この問題をめぐっては、谷田部議員が1日、不同意わいせつ容疑で書類送検されており、3日付で立憲民主党を離党した。
会見で田中議員は、「同じような被害に遭う人が一人でも少なくなることを願う」と述べ、被害を受けた際に早い段階で警察へ相談する重要性を訴えた。
田中議員によると、問題の行為があったのは、昨年10月に行われた大分県への公式視察中。視察後の会食で飲酒を伴ったあと、宿泊先ホテルのエレベーター内で突然キスをされたという。
捜査関係者によると、当時の一行には谷田部議員と田中議員らが含まれており、防犯カメラ映像が証拠として確認されたとされる。田中議員は昨年11月に警察へ相談し、およそ8か月にわたる捜査を経て、今回の書類送検に至った。
田中議員は会見で、過去にも党関係者から性被害を受けた経験があり、その際に声を上げられなかった後悔があったと説明した。そのうえで、今回は実名で公表する判断に至ったと明かした。
一方、谷田部議員は代理人弁護士を通じて、「キスをした事実はなく、不同意わいせつに該当する行為は一切行っていない」とコメントし、容疑を全面的に否定している。真実究明のため、捜査に協力する姿勢も示した。
谷田部議員は横浜市金沢区選出の9期目で、市議会副議長を務めた経験を持つベテラン議員。今回の問題は、地方議会におけるハラスメント防止や相談体制のあり方をめぐっても波紋を広げそうだ。
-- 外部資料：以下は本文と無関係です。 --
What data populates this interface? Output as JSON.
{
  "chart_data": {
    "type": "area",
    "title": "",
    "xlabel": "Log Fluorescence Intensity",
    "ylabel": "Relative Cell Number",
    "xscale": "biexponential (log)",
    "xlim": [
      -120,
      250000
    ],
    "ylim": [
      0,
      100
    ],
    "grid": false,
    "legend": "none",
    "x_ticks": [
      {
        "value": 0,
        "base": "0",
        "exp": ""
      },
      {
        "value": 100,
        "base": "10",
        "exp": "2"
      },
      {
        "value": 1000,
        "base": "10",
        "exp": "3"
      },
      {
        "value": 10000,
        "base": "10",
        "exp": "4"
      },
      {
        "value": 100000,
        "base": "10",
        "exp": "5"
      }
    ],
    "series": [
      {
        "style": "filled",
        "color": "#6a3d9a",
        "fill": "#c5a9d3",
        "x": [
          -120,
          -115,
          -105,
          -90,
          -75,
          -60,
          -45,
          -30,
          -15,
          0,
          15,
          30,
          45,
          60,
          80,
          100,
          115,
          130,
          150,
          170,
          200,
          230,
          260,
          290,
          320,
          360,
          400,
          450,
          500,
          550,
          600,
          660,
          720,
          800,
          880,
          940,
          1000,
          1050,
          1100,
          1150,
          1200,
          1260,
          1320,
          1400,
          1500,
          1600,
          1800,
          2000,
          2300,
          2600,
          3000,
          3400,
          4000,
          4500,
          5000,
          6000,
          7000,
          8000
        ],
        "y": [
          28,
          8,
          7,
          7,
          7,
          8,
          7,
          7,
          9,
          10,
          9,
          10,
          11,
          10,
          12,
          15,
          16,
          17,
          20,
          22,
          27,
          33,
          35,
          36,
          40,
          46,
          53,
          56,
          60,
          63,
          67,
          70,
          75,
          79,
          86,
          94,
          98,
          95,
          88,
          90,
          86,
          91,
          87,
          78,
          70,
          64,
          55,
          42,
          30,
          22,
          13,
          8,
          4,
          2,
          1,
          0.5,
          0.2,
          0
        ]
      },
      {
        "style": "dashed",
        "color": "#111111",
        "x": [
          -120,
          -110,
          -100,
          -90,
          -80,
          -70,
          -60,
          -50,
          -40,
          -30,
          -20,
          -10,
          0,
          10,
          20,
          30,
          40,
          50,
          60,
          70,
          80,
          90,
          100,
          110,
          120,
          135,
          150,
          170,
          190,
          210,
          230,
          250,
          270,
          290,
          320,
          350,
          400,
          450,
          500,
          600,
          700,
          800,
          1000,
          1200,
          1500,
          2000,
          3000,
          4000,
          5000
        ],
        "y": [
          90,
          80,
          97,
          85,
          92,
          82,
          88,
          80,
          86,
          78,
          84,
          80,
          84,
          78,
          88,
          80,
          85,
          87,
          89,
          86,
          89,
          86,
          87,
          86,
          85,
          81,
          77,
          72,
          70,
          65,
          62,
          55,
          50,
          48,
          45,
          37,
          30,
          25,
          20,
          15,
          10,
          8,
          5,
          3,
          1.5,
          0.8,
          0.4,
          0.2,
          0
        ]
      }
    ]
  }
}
SNS上では、田中議員が実名で会見に踏み切ったことに注目が集まっている。
「実名で会見するのは相当な覚悟だったと思う」
「議会の中で起きた問題なら、組織としての対応も問われる」
「全面否定している以上、今後の捜査と説明が重要になる」
こうした声が出ており、個人間のトラブルとしてではなく、議会内のハラスメント対応を問う問題として受け止める動きが広がっている。
横浜市議会は今後、内部対応を検討するとみられ、県警の捜査の行方とあわせて議会側の対応も焦点となる。
編集部まとめ
横浜市議会の田中優希議員は、公式視察中に谷田部孝一議員から同意のないキスを受けたとして実名で会見し、被害相談の経緯を公表した。谷田部議員は不同意わいせつ容疑で書類送検されている一方、代理人を通じて行為を全面否定している。今後は捜査の行方に加え、横浜市議会の対応も注目される。
特記事項:本記事は、会見内容、公開情報、関係資料、報道内容をもとに週刊TAKAPI編集部が整理・構成しました。書類送検は捜査機関による手続きであり、有罪を意味するものではありません。事実関係や法的評価は今後の捜査・判断で変わる可能性があります。